Astroboy, 16 sierpnia 2014, 09:56
Super. Raczej to wiem. Dlatego zgodziłem się w kwestii "pofantazjowania" i wybiegania w przyszłość. Nie wiem jednak, czy to aż tak odległa przyszłość…
Czy uda się wzbudzić pytanie o godzinę z wykorzystaniem TMS? Wątpię, to trochę złożone, ale na polu "bezinwazyjnym" chyba nie jest tak źle:
http://wyborcza.pl/1,75400,14505744,Pionierski_eksperyment__Dwaj_profesorowie_polaczyli.html
Osobiście postawiłem na małą "inwazję", to chyba pewniejsza rzecz.
Co do Twojej woli, to bym się tak nie martwił. Biznes wyprodukuje odpowiednie "ekrany".
wilk, 16 sierpnia 2014, 12:55
http://x3.cdn03.imgwykop.pl/c3201142/comment_IoCdZW6320MhfIC5qARRqe7HjQ7A85Iy.jpg
Astroboy, 16 sierpnia 2014, 13:08
No widzisz, można i domowym przemysłem. Ciekaw jestem, po ile to sprzedają?
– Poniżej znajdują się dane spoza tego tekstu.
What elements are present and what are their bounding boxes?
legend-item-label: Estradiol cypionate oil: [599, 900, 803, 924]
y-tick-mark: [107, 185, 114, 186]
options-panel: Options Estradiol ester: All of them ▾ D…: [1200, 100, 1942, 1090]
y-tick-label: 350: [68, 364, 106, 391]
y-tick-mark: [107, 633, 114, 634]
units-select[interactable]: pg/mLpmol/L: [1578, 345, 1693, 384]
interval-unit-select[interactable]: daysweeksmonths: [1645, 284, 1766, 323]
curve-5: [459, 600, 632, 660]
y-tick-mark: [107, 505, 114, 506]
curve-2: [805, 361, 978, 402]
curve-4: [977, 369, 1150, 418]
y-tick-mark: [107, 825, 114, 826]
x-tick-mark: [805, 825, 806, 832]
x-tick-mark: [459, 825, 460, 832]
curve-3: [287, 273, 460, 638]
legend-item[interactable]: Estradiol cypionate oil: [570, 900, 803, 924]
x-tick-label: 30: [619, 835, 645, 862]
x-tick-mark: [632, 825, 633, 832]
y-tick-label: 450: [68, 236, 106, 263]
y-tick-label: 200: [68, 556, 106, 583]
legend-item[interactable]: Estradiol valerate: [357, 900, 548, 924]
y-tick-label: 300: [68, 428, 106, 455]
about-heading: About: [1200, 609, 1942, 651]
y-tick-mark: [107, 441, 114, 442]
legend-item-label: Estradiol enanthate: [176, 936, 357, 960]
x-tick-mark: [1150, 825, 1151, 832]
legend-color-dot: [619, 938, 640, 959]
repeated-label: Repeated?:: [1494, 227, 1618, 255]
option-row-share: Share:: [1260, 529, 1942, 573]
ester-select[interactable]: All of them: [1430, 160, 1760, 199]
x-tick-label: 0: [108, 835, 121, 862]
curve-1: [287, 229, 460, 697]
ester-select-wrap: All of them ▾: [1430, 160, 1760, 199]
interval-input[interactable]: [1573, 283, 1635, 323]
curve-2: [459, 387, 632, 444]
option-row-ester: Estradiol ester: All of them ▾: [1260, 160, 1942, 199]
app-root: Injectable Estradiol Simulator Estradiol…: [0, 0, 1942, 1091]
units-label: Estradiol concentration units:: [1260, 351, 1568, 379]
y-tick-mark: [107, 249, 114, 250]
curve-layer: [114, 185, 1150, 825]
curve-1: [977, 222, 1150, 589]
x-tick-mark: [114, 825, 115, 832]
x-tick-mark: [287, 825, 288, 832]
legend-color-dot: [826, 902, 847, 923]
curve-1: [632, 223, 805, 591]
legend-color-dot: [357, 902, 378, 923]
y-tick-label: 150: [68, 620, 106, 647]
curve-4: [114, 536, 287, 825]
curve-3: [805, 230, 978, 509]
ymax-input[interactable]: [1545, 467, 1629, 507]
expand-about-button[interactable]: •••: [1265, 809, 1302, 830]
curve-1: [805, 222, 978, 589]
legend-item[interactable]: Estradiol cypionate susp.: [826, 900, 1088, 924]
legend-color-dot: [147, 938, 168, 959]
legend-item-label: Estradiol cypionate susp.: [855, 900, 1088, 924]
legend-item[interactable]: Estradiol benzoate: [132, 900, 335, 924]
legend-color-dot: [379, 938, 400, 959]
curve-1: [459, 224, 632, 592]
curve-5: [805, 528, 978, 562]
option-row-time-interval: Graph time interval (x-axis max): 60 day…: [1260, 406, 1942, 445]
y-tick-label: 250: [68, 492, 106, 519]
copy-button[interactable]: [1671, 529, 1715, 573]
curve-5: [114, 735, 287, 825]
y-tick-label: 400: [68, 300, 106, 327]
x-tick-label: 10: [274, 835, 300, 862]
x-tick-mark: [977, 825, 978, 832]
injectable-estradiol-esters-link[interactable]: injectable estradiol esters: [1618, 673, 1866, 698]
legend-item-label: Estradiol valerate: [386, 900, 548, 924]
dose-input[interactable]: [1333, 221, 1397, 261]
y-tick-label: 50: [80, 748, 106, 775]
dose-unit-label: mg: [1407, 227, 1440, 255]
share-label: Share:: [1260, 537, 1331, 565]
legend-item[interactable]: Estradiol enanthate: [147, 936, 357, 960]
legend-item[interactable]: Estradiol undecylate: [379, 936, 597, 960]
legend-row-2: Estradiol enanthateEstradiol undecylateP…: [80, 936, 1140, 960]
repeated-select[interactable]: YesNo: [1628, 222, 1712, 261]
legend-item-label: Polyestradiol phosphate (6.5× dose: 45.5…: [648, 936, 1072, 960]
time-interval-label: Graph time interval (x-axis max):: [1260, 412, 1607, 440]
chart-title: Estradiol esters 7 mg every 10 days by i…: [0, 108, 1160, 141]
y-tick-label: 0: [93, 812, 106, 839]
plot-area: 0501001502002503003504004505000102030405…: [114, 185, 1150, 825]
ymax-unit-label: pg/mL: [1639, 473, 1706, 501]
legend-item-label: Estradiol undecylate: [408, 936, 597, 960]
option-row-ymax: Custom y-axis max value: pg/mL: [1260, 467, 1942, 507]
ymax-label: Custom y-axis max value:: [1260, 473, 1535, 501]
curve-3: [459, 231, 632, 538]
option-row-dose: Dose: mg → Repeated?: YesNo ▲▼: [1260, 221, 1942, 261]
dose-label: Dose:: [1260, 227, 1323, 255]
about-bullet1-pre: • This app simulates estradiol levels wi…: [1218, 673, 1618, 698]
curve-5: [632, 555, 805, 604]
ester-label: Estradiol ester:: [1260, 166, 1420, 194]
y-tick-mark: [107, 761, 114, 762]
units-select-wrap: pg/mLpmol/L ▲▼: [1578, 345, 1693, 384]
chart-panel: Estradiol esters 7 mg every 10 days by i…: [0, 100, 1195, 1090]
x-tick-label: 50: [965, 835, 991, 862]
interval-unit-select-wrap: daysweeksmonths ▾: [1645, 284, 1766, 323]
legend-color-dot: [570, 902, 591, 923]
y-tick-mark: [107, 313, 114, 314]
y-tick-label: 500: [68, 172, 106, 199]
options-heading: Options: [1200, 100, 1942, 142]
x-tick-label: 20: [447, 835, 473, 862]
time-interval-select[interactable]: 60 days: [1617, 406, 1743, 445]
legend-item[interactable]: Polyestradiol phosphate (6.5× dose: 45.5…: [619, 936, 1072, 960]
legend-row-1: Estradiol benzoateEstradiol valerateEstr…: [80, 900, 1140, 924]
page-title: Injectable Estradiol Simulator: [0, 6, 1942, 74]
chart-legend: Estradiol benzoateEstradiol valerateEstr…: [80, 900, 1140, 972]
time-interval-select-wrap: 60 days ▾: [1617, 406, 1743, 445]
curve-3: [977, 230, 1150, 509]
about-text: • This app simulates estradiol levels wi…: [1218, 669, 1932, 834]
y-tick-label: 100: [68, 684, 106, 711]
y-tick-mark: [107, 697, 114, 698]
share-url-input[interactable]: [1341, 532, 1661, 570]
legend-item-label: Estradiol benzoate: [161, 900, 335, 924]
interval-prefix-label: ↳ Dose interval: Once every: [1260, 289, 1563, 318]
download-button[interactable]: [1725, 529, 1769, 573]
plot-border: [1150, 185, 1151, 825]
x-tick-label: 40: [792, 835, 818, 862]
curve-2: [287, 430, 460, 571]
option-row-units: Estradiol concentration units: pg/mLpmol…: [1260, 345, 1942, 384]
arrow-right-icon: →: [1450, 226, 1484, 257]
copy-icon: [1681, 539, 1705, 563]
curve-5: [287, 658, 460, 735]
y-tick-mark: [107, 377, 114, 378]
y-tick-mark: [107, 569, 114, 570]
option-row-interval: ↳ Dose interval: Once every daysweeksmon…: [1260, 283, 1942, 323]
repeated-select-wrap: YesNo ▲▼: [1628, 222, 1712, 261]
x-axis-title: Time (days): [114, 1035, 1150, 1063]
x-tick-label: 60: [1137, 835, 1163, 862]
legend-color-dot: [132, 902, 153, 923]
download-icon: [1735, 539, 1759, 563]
Ale po co zaraz odgromniki? To chyba już wersja "dwa w jednym".
Marketingowo chyba niezbyt poprawne…
Edit: wersja "sportowa" musi mieć dziurki do odprowadzania pary wodnej; wersja "super" będzie mieć siatkę paraprzepuszczalną (i może mały wysuwany "parasol"? Choć pewnie to już wersja "hi-end"…).